Bookcover 全体主義 (平凡社新書) [a]
エンツォ・トラヴェルソ / 平凡社 / 2010-05-15
2001年にフランスで刊行された全体主義研究のアンソロジーの序文を膨らませたものが,イタリアで一冊の本となり,これはその翻訳だそうだ。近代の政治思想における「全体主義」概念の変遷を辿る,という内容であった。
 第二次大戦前後,欧米の反ファシズム運動はスターリニズムを批判できなかった(ジョージ・オーウェルや,トロツキストや,空気を読まない少数の例外を別にして)。

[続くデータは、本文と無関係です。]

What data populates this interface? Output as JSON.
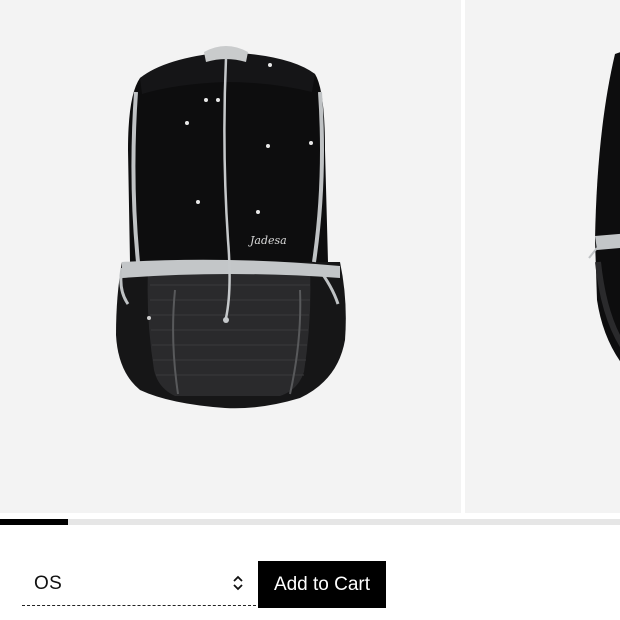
{
  "gallery": {
    "images": [
      {
        "subject": "black drawstring backpack, front view",
        "logo_text": "Jadesa"
      },
      {
        "subject": "black drawstring backpack, side view"
      }
    ],
    "progress_fraction": 0.11,
    "background_color": "#f3f3f3"
  },
  "product_form": {
    "size_select": {
      "selected_value": "OS",
      "icon": "chevron-up-down-icon"
    },
    "add_to_cart_label": "Add to Cart"
  },
  "colors": {
    "button_background": "#000000",
    "button_text": "#ffffff",
    "progress_fill": "#000000",
    "progress_track": "#e6e6e6"
  }
}
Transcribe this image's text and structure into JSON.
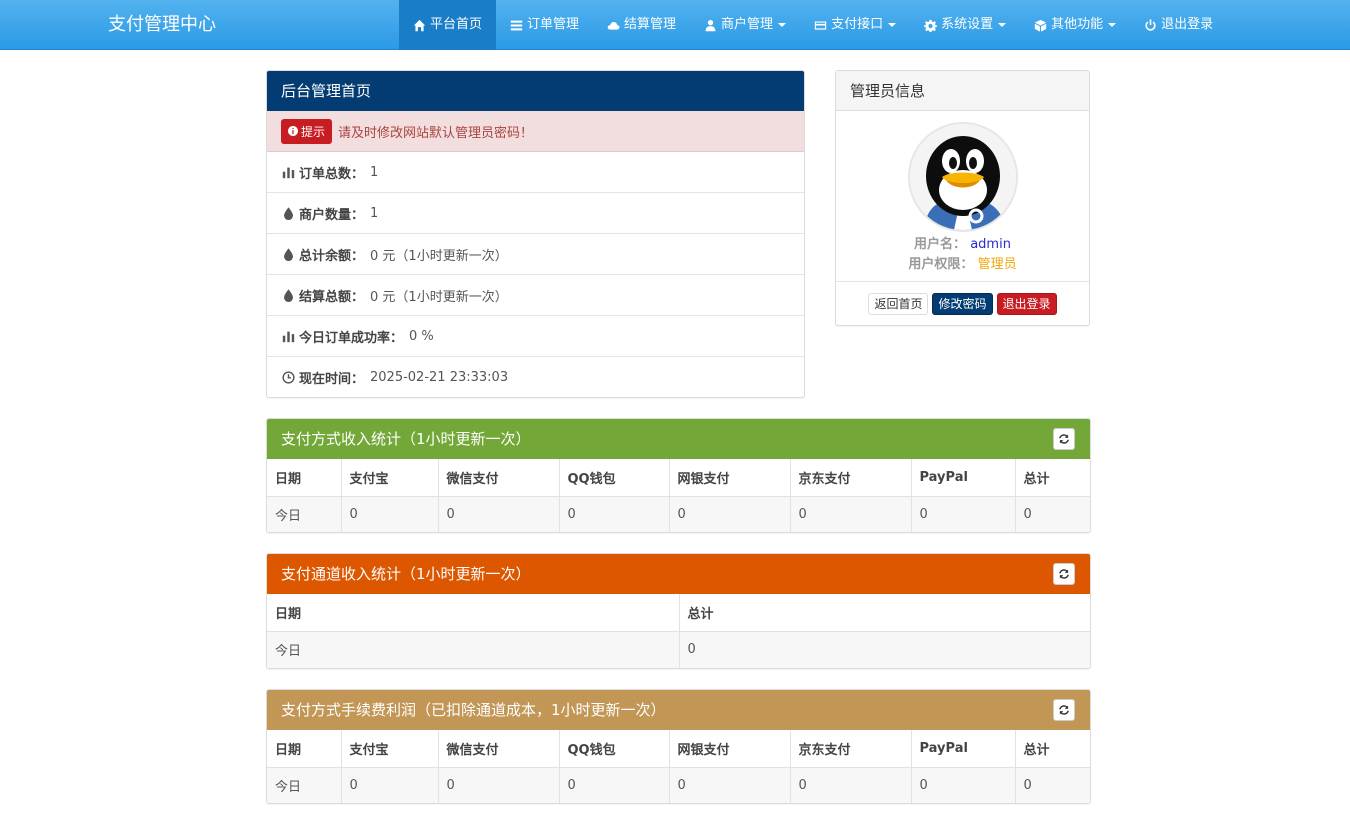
{
  "brand": "支付管理中心",
  "nav": [
    {
      "label": "平台首页",
      "icon": "home-icon",
      "active": true,
      "dropdown": false
    },
    {
      "label": "订单管理",
      "icon": "list-icon",
      "active": false,
      "dropdown": false
    },
    {
      "label": "结算管理",
      "icon": "cloud-icon",
      "active": false,
      "dropdown": false
    },
    {
      "label": "商户管理",
      "icon": "user-icon",
      "active": false,
      "dropdown": true
    },
    {
      "label": "支付接口",
      "icon": "credit-card-icon",
      "active": false,
      "dropdown": true
    },
    {
      "label": "系统设置",
      "icon": "gear-icon",
      "active": false,
      "dropdown": true
    },
    {
      "label": "其他功能",
      "icon": "cube-icon",
      "active": false,
      "dropdown": true
    },
    {
      "label": "退出登录",
      "icon": "power-icon",
      "active": false,
      "dropdown": false
    }
  ],
  "overview": {
    "title": "后台管理首页",
    "alert_badge": "提示",
    "alert_text": "请及时修改网站默认管理员密码！",
    "items": [
      {
        "label": "订单总数：",
        "value": "1",
        "icon": "bar-chart-icon"
      },
      {
        "label": "商户数量：",
        "value": "1",
        "icon": "drop-icon"
      },
      {
        "label": "总计余额：",
        "value": "0 元（1小时更新一次）",
        "icon": "drop-icon"
      },
      {
        "label": "结算总额：",
        "value": "0 元（1小时更新一次）",
        "icon": "drop-icon"
      },
      {
        "label": "今日订单成功率：",
        "value": "0 %",
        "icon": "bar-chart-icon"
      },
      {
        "label": "现在时间：",
        "value": "2025-02-21 23:33:03",
        "icon": "clock-icon"
      }
    ]
  },
  "admin": {
    "title": "管理员信息",
    "username_label": "用户名：",
    "username": "admin",
    "role_label": "用户权限：",
    "role": "管理员",
    "buttons": {
      "home": "返回首页",
      "change_password": "修改密码",
      "logout": "退出登录"
    }
  },
  "table_method": {
    "title": "支付方式收入统计（1小时更新一次）",
    "headers": [
      "日期",
      "支付宝",
      "微信支付",
      "QQ钱包",
      "网银支付",
      "京东支付",
      "PayPal",
      "总计"
    ],
    "rows": [
      [
        "今日",
        "0",
        "0",
        "0",
        "0",
        "0",
        "0",
        "0"
      ]
    ]
  },
  "table_channel": {
    "title": "支付通道收入统计（1小时更新一次）",
    "headers": [
      "日期",
      "总计"
    ],
    "rows": [
      [
        "今日",
        "0"
      ]
    ]
  },
  "table_fee": {
    "title": "支付方式手续费利润（已扣除通道成本，1小时更新一次）",
    "headers": [
      "日期",
      "支付宝",
      "微信支付",
      "QQ钱包",
      "网银支付",
      "京东支付",
      "PayPal",
      "总计"
    ],
    "rows": [
      [
        "今日",
        "0",
        "0",
        "0",
        "0",
        "0",
        "0",
        "0"
      ]
    ]
  },
  "colors": {
    "navbar": "#2b9ae6",
    "heading_navy": "#033c73",
    "heading_green": "#73a839",
    "heading_orange": "#dd5600",
    "heading_tan": "#c29655",
    "danger": "#c71c22"
  }
}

しかし,ソビエト体制への「盲目の隷属状態という罪を負わされた反ファシズムをまえにして,全体主義への真のアンチテーゼとして,政治的に明快で歴史的に無垢な自由主義を対置させることは,1945年以降の堅固な西欧民主主義を戦間期に投影する回顧的な幻想でしかない。」「ムッソリーニやヒトラーの独裁がかつての自由主義的秩序から生じたのであれば,どうして自由主義をかかげて闘うことができるだろう。」「王党派,ブルジョア,さらに多くに知識人をふくめた[...]イタリア自由主義の主要な流れは,すべてファシズムの側に立ったことを忘れてはいけない。ウィンストン・チャーチルやアメリカの自由主義者が,ムッソリーニを賞賛していたことを[...]忘れてはいけない。プロシアのエリートたちが,1930年から33年にかけて,簡単に彼らの自由主義を投げ捨て,ヴァイマールの民主主義を破壊し,ヒトラーの手に権力をにぎらせたのを忘れてはいけない。1938年のミュンヘン会談の妥協と,スペイン内戦傍観の政策もまた忘れてはいけない。」「ヨーロッパ大陸の自由主義政党のもとでは,ナチズムにたいしてどのような大衆運動も実質的な抵抗も望めないがゆえに,スターリニズムを批判することが控えられたのである。」 なるほど。。。